Gaussian processes (GPs) are powerful distributions for modeling functional data, but using them is computationally challenging except for small datasets. gptools implements two methods for performant GP inference in Stan.

  1. A :ref:`sparse-approximation` of the likelihood. This approach includes nearest neighbor Gaussian processes but also supports more general dependence structures, e.g., for periodic kernels.
  2. An exact likelihood evaluation for data on regularly spaced lattices using fast :ref:`Fourier-methods`.

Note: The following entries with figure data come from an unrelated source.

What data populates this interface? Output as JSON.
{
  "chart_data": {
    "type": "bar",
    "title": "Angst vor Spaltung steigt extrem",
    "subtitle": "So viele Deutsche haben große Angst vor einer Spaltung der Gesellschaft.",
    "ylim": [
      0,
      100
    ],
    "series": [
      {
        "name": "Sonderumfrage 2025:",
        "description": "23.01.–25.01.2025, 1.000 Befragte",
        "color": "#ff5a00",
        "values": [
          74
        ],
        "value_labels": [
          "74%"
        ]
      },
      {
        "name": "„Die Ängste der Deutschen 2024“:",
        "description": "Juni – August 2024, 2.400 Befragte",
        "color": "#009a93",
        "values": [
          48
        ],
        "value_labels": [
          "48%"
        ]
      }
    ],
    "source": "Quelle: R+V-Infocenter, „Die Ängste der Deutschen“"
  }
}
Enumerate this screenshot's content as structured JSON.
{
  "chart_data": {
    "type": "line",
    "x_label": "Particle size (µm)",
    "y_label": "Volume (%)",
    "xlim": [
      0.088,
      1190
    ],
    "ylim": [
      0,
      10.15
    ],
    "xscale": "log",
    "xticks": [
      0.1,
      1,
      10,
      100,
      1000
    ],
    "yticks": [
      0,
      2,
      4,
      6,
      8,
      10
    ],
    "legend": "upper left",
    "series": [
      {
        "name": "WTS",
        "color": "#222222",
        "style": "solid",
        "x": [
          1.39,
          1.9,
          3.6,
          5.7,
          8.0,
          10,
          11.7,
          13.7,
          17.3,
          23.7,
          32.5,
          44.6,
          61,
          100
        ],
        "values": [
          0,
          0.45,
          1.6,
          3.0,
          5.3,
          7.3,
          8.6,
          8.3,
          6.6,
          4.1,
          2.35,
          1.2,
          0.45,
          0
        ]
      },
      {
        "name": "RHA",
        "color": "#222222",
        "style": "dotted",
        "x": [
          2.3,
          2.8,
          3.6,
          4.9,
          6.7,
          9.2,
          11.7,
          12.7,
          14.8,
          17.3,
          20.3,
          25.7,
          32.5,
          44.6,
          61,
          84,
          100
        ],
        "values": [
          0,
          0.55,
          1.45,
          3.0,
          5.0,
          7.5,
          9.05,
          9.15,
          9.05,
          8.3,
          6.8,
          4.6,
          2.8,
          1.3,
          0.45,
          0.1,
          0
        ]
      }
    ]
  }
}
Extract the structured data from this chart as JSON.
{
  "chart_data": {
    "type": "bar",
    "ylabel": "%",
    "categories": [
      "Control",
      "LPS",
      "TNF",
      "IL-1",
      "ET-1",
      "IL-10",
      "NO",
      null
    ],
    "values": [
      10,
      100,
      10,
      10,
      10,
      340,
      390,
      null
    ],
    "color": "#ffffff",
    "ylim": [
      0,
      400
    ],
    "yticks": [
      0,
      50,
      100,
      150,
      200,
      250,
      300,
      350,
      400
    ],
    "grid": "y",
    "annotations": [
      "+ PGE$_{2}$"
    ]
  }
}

The implementation follows Stan's design and exposes performant inference through a familiar interface. We provide interfaces in Python and R. See the accompanying publication Scalable Gaussian Process Inference with Stan for details of the implementation.

Getting Started

The library is loaded with Stan's #include statement, and methods to evaluate or approximate the likelihood of a GP use the declarative ~ sampling syntax. The following brief example uses :ref:`Fourier-methods` to sample GP realizations.

.. literalinclude:: docs/getting_started/getting_started.stan
    :language: stan

You can learn more by following the :doc:`docs/examples` or delving into the :doc:`docs/interface`. The :doc:`docs/background` section offers a deeper explanation of the methods used to evaluate likelihoods and the pros and cons of different parameterizations.

Getting Started in Python

  1. Install cmdstanpy and cmdstan if you haven't already (see here for details).
  2. Install gptools from PyPI by running pip install gptools-stan from the command line.
  3. Compile your first model. The library exposes a function :func:`gptools.stan.compile_model` for compiling :class:`cmdstanpy.CmdStanModel`s with the correct include paths. For example, the example above can be compiled using the following snippet.
>>> from gptools.stan import compile_model
>>>
>>> stan_file = "docs/getting_started/getting_started.stan"
>>> model = compile_model(stan_file=stan_file)
>>> model.name
'getting_started'

Getting Started in R

  1. Install cmdstanr and cmdstan if you haven't already (see here for details).
  2. Install gptools from CRAN by running install.packages("gptoolsStan").
  3. Compile your first model.
> library(cmdstanr)
> library(gptoolsStan)
>
> model <- cmdstan_model(
+     stan_file="docs/getting_started/getting_started.stan",
+     include_paths=gptools_include_path(),
+ )

If you use another Stan interface, you can download the library files from GitHub. Then add the library location to the compiler include_paths as described in the manual.

Reproducing Results From the Accompanying Publication

The accompanying publication "Scalable Gaussian process inference with Stan" provides theoretical background and a technical description of the methods. All results and figures can be reproduced by following the instructions in the repository of reproduction materials.